Igor Gerasimovich Terentiev (Russian: Игорь Герасимович Терентьев; 17 January 1892 in Pavlograd – 17 June 1937 in Butyrskaya prison, Moscow) was a poet, artist, stage director, and a representative of the avant-garde tradition. He is known for his Zaum poems, formulated by him during his tiflis period, and his theatrical experiments were an inspiration to the Oberiu collective. Some of his most famous plays include Inspector General, John Reed, and Natalya Tarpova.

== Biography and creative work ==
Terentiev was born in Pavlograd (now Ukraine) into the family of lieutenant Gerasim Lvovich Terentiev and Elizabeth von Derfelden, daughter of a resigned cavalry captain of German descent. He had a brother and two sisters: Vladimir (born 17/29 May 1894), Olga (born 28 April/11 May 1897) and Tatiana (born 18/31 May 1900).
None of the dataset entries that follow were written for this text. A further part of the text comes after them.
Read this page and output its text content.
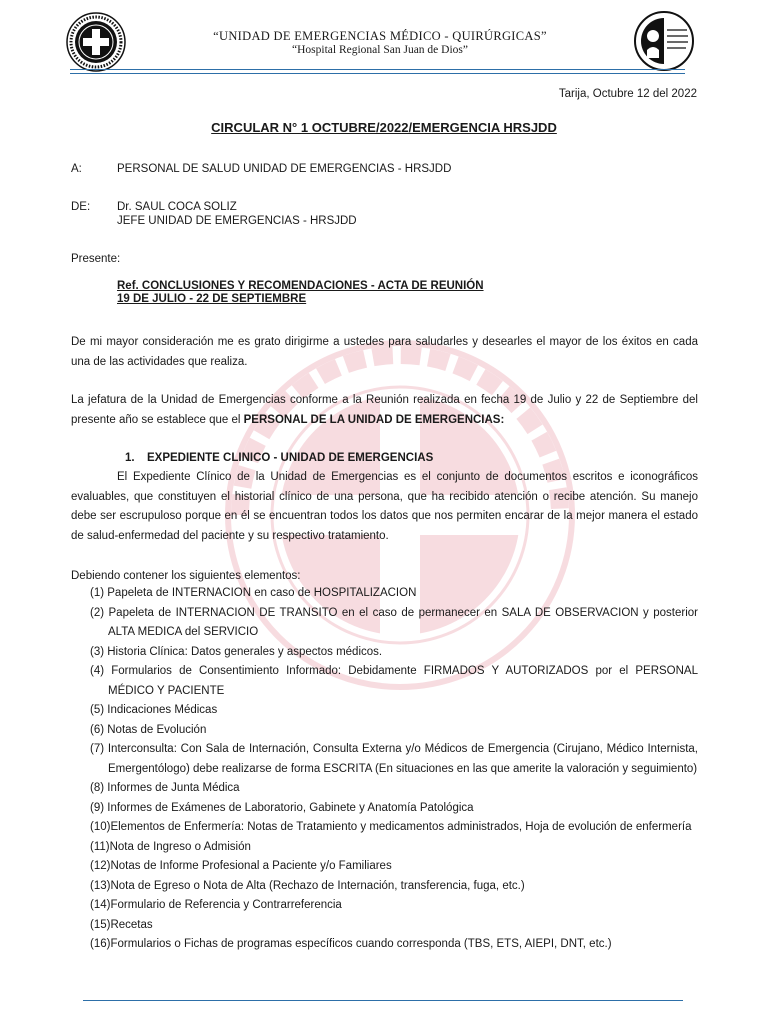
“UNIDAD DE EMERGENCIAS MÉDICO - QUIRÚRGICAS”
“Hospital Regional San Juan de Dios”
Tarija, Octubre 12 del 2022
CIRCULAR N° 1 OCTUBRE/2022/EMERGENCIA HRSJDD
A:	PERSONAL DE SALUD UNIDAD DE EMERGENCIAS - HRSJDD
DE: Dr. SAUL COCA SOLIZ
JEFE UNIDAD DE EMERGENCIAS - HRSJDD
Presente:
Ref. CONCLUSIONES Y RECOMENDACIONES - ACTA DE REUNIÓN
19 DE JULIO - 22 DE SEPTIEMBRE
De mi mayor consideración me es grato dirigirme a ustedes para saludarles y desearles el mayor de los éxitos en cada una de las actividades que realiza.
La jefatura de la Unidad de Emergencias conforme a la Reunión realizada en fecha 19 de Julio y 22 de Septiembre del presente año se establece que el PERSONAL DE LA UNIDAD DE EMERGENCIAS:
1. EXPEDIENTE CLINICO - UNIDAD DE EMERGENCIAS
El Expediente Clínico de la Unidad de Emergencias es el conjunto de documentos escritos e iconográficos evaluables, que constituyen el historial clínico de una persona, que ha recibido atención o recibe atención. Su manejo debe ser escrupuloso porque en él se encuentran todos los datos que nos permiten encarar de la mejor manera el estado de salud-enfermedad del paciente y su respectivo tratamiento.
Debiendo contener los siguientes elementos:
(1) Papeleta de INTERNACION en caso de HOSPITALIZACION
(2) Papeleta de INTERNACION DE TRANSITO en el caso de permanecer en SALA DE OBSERVACION y posterior ALTA MEDICA del SERVICIO
(3) Historia Clínica: Datos generales y aspectos médicos.
(4) Formularios de Consentimiento Informado: Debidamente FIRMADOS Y AUTORIZADOS por el PERSONAL MÉDICO Y PACIENTE
(5) Indicaciones Médicas
(6) Notas de Evolución
(7) Interconsulta: Con Sala de Internación, Consulta Externa y/o Médicos de Emergencia (Cirujano, Médico Internista, Emergentólogo) debe realizarse de forma ESCRITA (En situaciones en las que amerite la valoración y seguimiento)
(8) Informes de Junta Médica
(9) Informes de Exámenes de Laboratorio, Gabinete y Anatomía Patológica
(10)Elementos de Enfermería: Notas de Tratamiento y medicamentos administrados, Hoja de evolución de enfermería
(11)Nota de Ingreso o Admisión
(12)Notas de Informe Profesional a Paciente y/o Familiares
(13)Nota de Egreso o Nota de Alta (Rechazo de Internación, transferencia, fuga, etc.)
(14)Formulario de Referencia y Contrarreferencia
(15)Recetas
(16)Formularios o Fichas de programas específicos cuando corresponda (TBS, ETS, AIEPI, DNT, etc.)
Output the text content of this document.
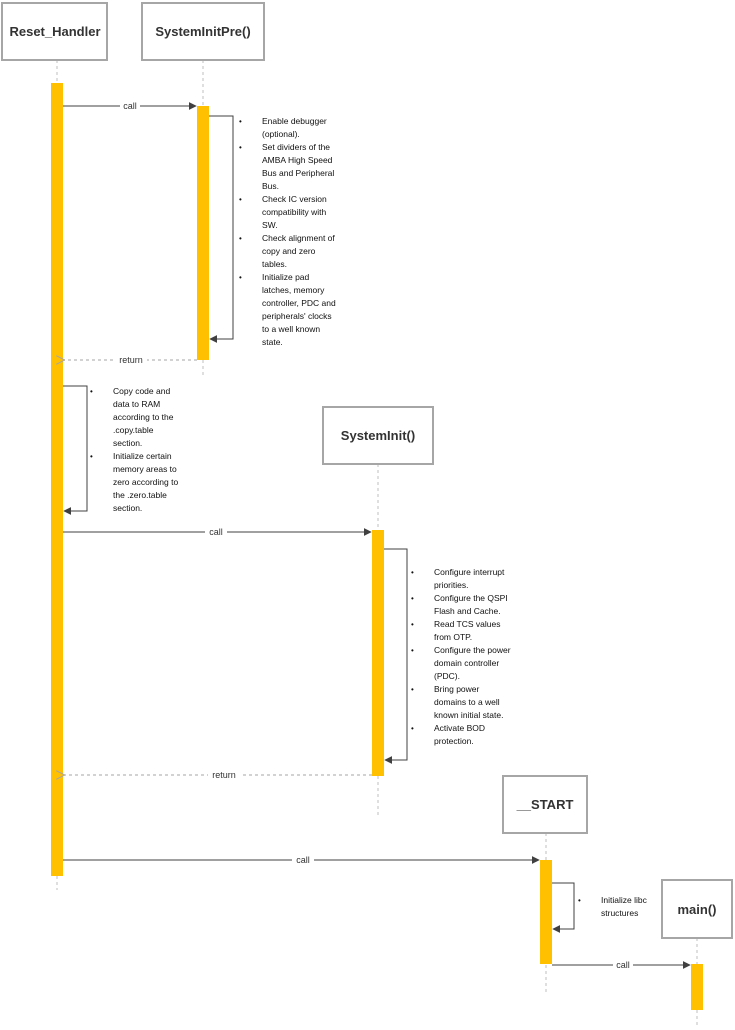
Reset_Handler	SystemInitPre()
SystemInit()
__START
main()
call
return
call
return
call
call
• Enable debugger
(optional).
• Set dividers of the
AMBA High Speed
Bus and Peripheral
Bus.
• Check IC version
compatibility with
SW.
• Check alignment of
copy and zero
tables.
• Initialize pad
latches, memory
controller, PDC and
peripherals' clocks
to a well known
state.
• Copy code and
data to RAM
according to the
.copy.table
section.
• Initialize certain
memory areas to
zero according to
the .zero.table
section.
• Configure interrupt
priorities.
• Configure the QSPI
Flash and Cache.
• Read TCS values
from OTP.
• Configure the power
domain controller
(PDC).
• Bring power
domains to a well
known initial state.
• Activate BOD
protection.
• Initialize libc
structures
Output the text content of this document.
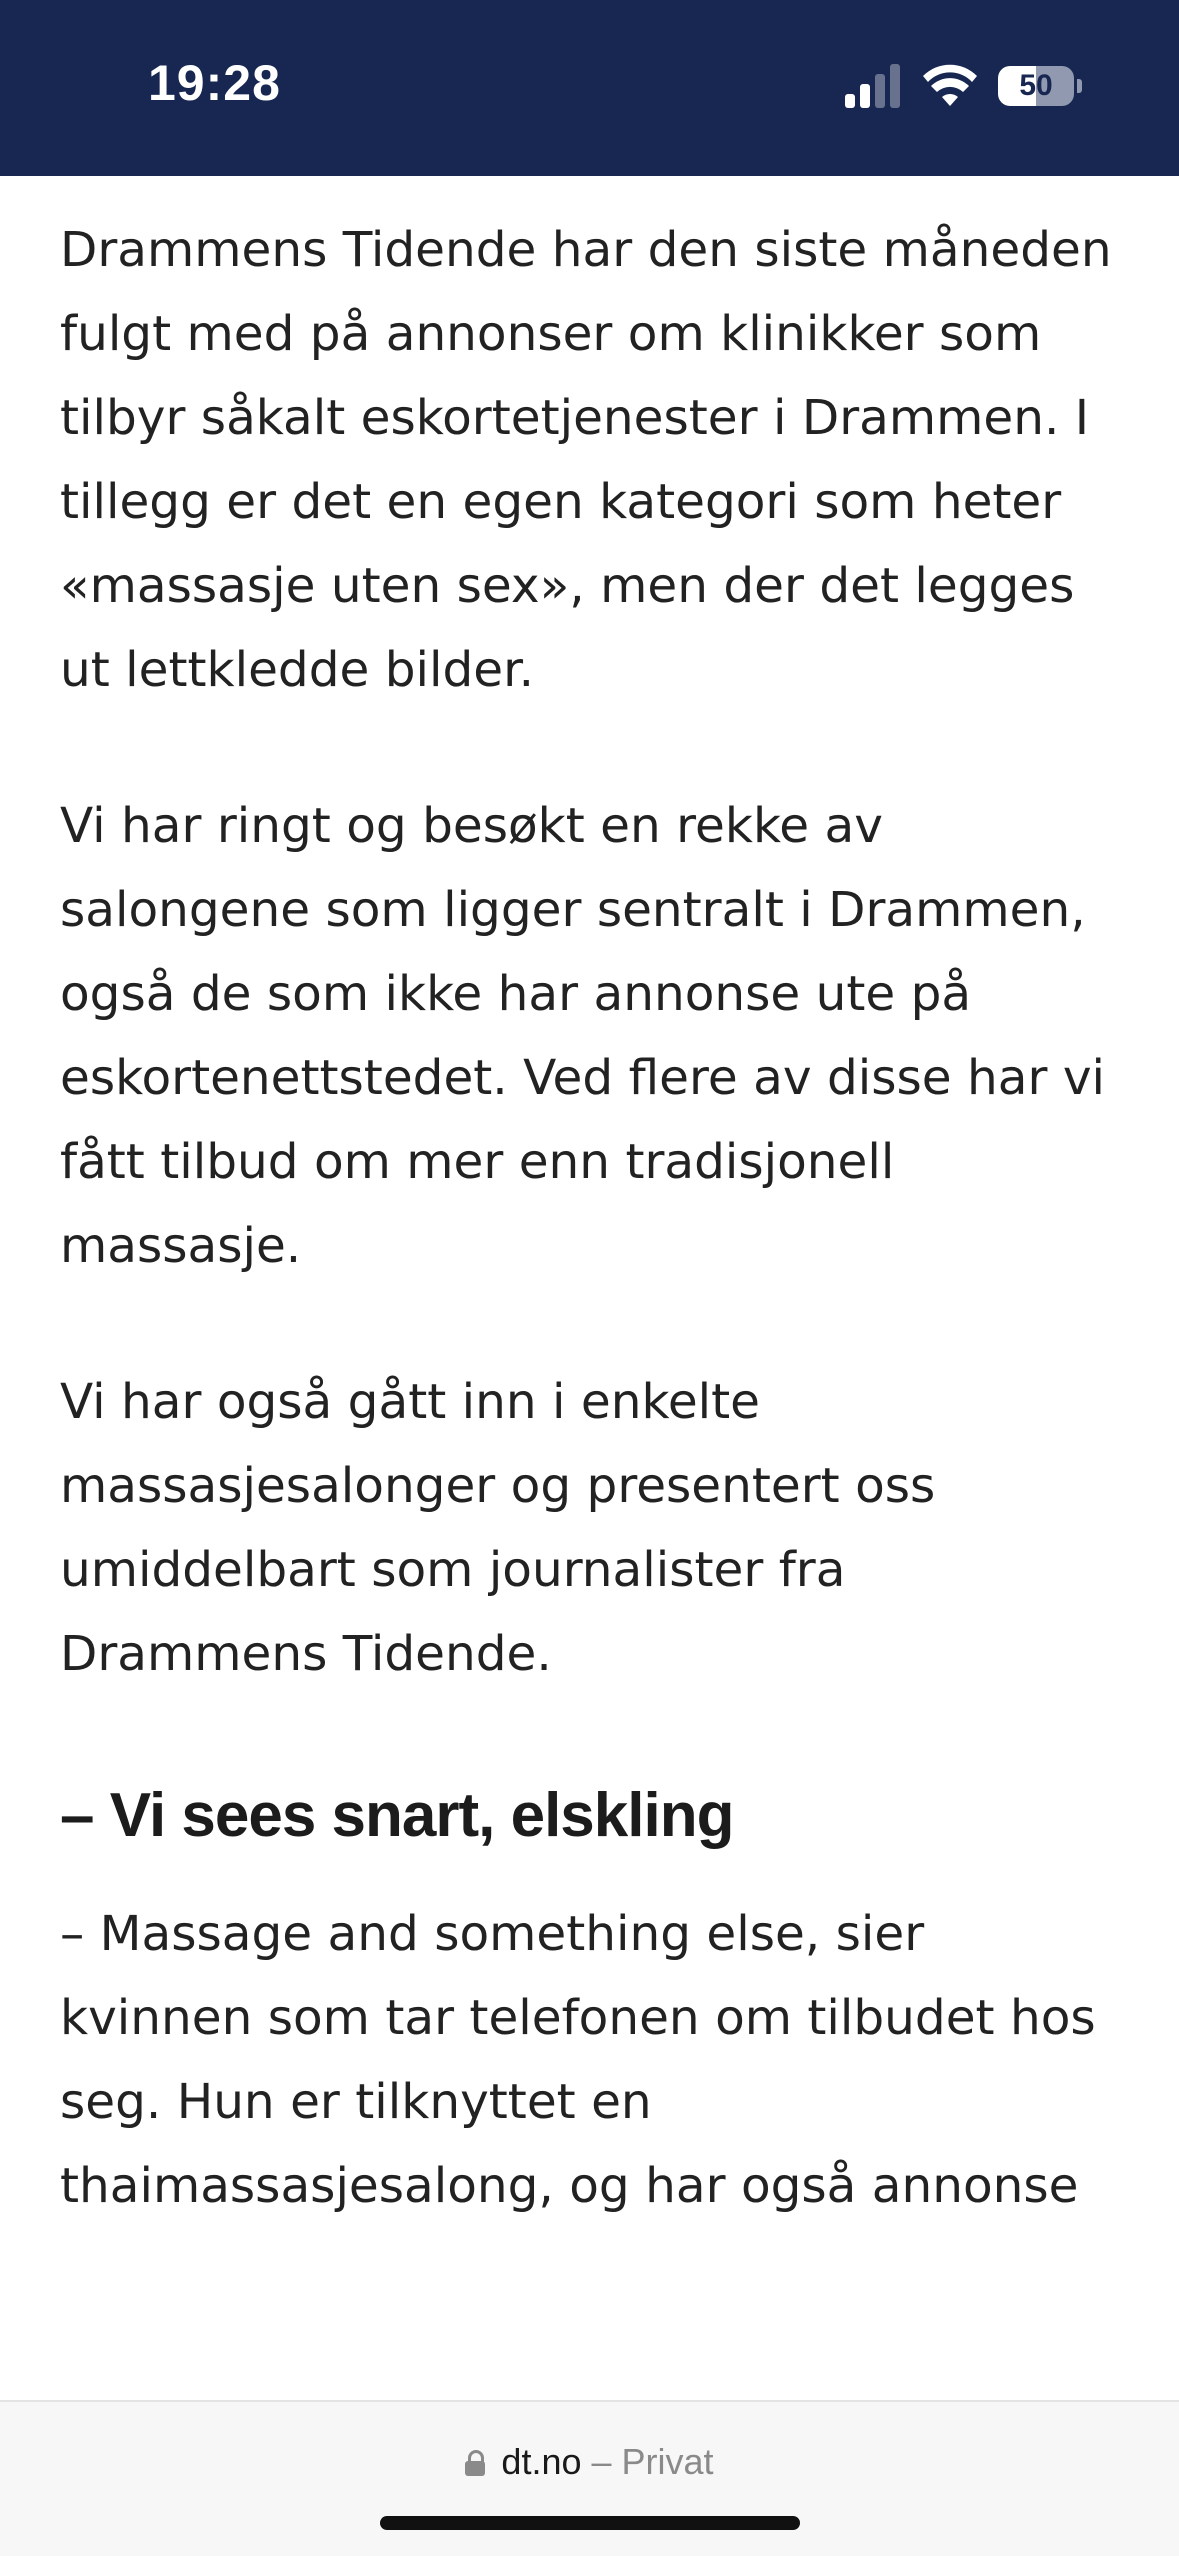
19:28	50

Drammens Tidende har den siste måneden fulgt med på annonser om klinikker som tilbyr såkalt eskortetjenester i Drammen. I tillegg er det en egen kategori som heter «massasje uten sex», men der det legges ut lettkledde bilder.

Vi har ringt og besøkt en rekke av salongene som ligger sentralt i Drammen, også de som ikke har annonse ute på eskortenettstedet. Ved flere av disse har vi fått tilbud om mer enn tradisjonell massasje.

Vi har også gått inn i enkelte massasjesalonger og presentert oss umiddelbart som journalister fra Drammens Tidende.

– Vi sees snart, elskling

– Massage and something else, sier kvinnen som tar telefonen om tilbudet hos seg. Hun er tilknyttet en thaimassasjesalong, og har også annonse

dt.no – Privat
He entered the law department of Kharkov University and in 1912 exchanged into jurisprudential faculty of Moscow University which he graduated in 1914. In 1916 he got married and moved to Tbilisi to live with his wife. In 1918 Terentiev entered the futuristic group "41°" created by Ilya Zdanevich (K. Zdanevich, A. Kruchenykh and others). In 1922 Terentiev unsuccessfully tried to emigrate to reunite with his family. He travelled to Istanbul but at the time when he arrived visas for France, where his family resided, were not available, and he had to return.

In the summer of 1923 Terentiev moved to Petrograd. He worked in the Museum of Art Culture with Kazimir Malevich, Mikhail Matyushin and Pavel Filonov. Early in 1924 he engaged in directorial work at Krasniy Theatre for which he wrote and staged a play called "John Reed" (premiered 24 October 1924). He created experimental Theatre of the House of Press (Russian: Театр Дома Печати) in Shuvalovsky palace on Fontanka quay. Here Terentiev who considered himself Meyerhold's follower staged his own play "Bundle" (Russian: "Узелок"), opera "John Reed" (1926, composed by Vladimir Kashnitsky), Gogol's "The Inspector General", the play "Natalia Tarpova" (based on cognominal novel by S. Semenov).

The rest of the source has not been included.